Im Spiel bei Siebtligist Lipsia wirkten die offenkundig gut eingespielten Gäste anfangs überlegen, am Ende stand es salomonisch 3:3. Sheffield führte schon 2:0, ehe Maaz Abdelrahim zum 1:2 einschoss (41. Minute). Nach der Pause wurde der wieselflinke Neuzugang von Stadtmeister LVB mit präziseren Langpässen noch besser ins Spiel gebracht. Doch bevor der Sudanese zum zweiten Mal traf, gelang dem SFC das dritte Tor (48.). Abdelrahims 2:3 (54.) hielt die unterhaltsame Partie offen. Sheffield-Coach Chris Dolby mahnte zwischenzeitlich: „Konzentriert Euch auf den Ball", obwohl das kaum nötig schien, seine Elf wirkte ohnehin „griffig". Die Leipziger hielten gut gegen, kam prompt und nicht unverdient zum Ausgleich: Ein Schuss von Matti Hann klatschte von der Latte zurück, Christoph Pokowitz staubte ab - 3:3. Dabei blieb es vor 1000 zufriedenen Besuchern. Lipsia-Trainer Arvid Schröpfer sprach von „einem richtig guten Rahmen, einfach geil". Präsident Lohmeier von einem „absoluten Highlight". „Ein sehr ausgeglichenes Spiel" hatte der ebenfalls sehr angetane Sheffield-Clubchef „Richie" Tims gesehen.

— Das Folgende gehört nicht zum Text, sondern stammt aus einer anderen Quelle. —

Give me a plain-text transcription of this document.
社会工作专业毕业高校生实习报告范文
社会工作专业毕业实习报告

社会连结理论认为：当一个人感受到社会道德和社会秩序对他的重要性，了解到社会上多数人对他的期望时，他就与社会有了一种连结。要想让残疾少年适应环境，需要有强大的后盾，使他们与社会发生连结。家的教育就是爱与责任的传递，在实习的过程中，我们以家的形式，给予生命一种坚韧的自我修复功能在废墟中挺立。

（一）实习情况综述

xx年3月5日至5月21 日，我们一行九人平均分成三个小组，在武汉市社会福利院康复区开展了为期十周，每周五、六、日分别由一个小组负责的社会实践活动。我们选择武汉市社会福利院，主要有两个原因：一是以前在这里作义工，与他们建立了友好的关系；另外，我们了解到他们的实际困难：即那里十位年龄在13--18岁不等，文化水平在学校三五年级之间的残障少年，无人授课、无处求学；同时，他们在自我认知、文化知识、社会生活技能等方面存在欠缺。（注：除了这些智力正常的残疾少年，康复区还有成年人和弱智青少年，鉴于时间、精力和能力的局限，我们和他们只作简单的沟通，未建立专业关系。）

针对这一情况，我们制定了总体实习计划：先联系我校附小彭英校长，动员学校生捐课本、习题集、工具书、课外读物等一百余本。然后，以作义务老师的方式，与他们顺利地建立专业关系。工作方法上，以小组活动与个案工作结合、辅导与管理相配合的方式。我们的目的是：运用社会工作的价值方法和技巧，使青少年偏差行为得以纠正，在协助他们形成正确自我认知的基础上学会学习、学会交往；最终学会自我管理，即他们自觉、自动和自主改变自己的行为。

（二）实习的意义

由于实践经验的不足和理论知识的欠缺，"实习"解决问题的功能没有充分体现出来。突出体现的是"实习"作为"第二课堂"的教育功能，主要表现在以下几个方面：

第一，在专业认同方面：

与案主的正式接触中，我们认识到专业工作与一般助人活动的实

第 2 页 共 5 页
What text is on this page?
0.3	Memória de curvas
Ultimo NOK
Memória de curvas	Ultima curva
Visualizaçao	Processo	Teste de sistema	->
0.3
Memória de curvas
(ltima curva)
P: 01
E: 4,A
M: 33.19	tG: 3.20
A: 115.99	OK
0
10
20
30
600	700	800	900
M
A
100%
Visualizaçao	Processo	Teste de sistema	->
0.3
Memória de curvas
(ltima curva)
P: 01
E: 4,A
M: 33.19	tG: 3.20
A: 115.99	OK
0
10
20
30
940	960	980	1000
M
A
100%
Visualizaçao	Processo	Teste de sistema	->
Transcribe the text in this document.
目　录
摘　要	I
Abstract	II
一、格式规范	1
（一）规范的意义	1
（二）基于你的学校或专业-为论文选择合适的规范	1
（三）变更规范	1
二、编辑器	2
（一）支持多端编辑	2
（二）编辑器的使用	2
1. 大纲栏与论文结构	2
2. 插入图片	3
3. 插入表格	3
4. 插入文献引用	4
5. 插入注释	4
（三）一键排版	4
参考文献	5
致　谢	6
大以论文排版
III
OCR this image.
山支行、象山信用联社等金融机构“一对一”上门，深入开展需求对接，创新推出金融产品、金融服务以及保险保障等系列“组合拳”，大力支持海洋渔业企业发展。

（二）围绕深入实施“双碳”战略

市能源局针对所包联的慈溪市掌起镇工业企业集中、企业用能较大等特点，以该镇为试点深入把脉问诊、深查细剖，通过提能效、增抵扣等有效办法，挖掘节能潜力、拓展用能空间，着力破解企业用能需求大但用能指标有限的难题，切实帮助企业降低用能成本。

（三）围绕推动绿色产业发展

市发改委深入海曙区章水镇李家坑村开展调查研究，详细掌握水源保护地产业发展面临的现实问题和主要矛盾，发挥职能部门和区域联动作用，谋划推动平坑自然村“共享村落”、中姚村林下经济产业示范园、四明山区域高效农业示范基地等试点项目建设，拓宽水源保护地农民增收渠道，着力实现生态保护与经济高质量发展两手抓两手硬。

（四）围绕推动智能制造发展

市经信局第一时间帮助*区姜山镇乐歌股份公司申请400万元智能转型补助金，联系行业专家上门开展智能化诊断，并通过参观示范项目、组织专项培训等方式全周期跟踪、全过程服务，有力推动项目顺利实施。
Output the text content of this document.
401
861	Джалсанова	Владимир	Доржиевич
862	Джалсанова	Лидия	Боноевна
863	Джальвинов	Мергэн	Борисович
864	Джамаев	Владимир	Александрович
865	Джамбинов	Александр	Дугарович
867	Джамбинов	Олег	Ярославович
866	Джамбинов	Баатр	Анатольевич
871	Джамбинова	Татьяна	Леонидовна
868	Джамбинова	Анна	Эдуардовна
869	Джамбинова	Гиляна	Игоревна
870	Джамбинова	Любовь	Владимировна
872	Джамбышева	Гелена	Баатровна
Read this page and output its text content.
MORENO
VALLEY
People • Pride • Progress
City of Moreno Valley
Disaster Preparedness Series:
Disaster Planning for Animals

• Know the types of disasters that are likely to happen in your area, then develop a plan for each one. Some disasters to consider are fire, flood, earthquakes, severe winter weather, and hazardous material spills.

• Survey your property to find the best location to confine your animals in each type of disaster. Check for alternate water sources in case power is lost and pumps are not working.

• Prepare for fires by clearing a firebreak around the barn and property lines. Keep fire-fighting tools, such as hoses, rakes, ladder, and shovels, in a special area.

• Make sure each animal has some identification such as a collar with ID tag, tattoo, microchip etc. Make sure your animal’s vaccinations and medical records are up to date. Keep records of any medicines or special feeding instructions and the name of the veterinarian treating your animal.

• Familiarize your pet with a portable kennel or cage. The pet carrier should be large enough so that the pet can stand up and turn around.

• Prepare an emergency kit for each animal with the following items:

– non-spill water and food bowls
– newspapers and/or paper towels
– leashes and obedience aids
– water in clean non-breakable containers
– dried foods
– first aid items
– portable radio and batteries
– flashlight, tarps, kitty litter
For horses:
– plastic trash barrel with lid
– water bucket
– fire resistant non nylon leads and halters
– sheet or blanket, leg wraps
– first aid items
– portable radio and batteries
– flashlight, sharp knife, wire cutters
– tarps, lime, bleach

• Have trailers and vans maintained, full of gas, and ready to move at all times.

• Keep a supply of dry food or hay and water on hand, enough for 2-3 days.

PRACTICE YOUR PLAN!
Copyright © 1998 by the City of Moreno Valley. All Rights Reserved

Die Engländer feierten mit den Gastgebern nach Abpfiff zunächst auf dem Sportplatz, dann zog die fidele 50-Mann-Meute weiter in die City, wo sie wegen zu großer Lautstärke sogar einmal das Etablissement wechseln musste. Die Gäste zeigten sich am Tresen ähnlich fit wie auf dem Rasen. Am Montag fliegen sie zurück nach Sheffield. Bei Lipsia wird man noch lange von diesem ganz besonderen Match sprechen.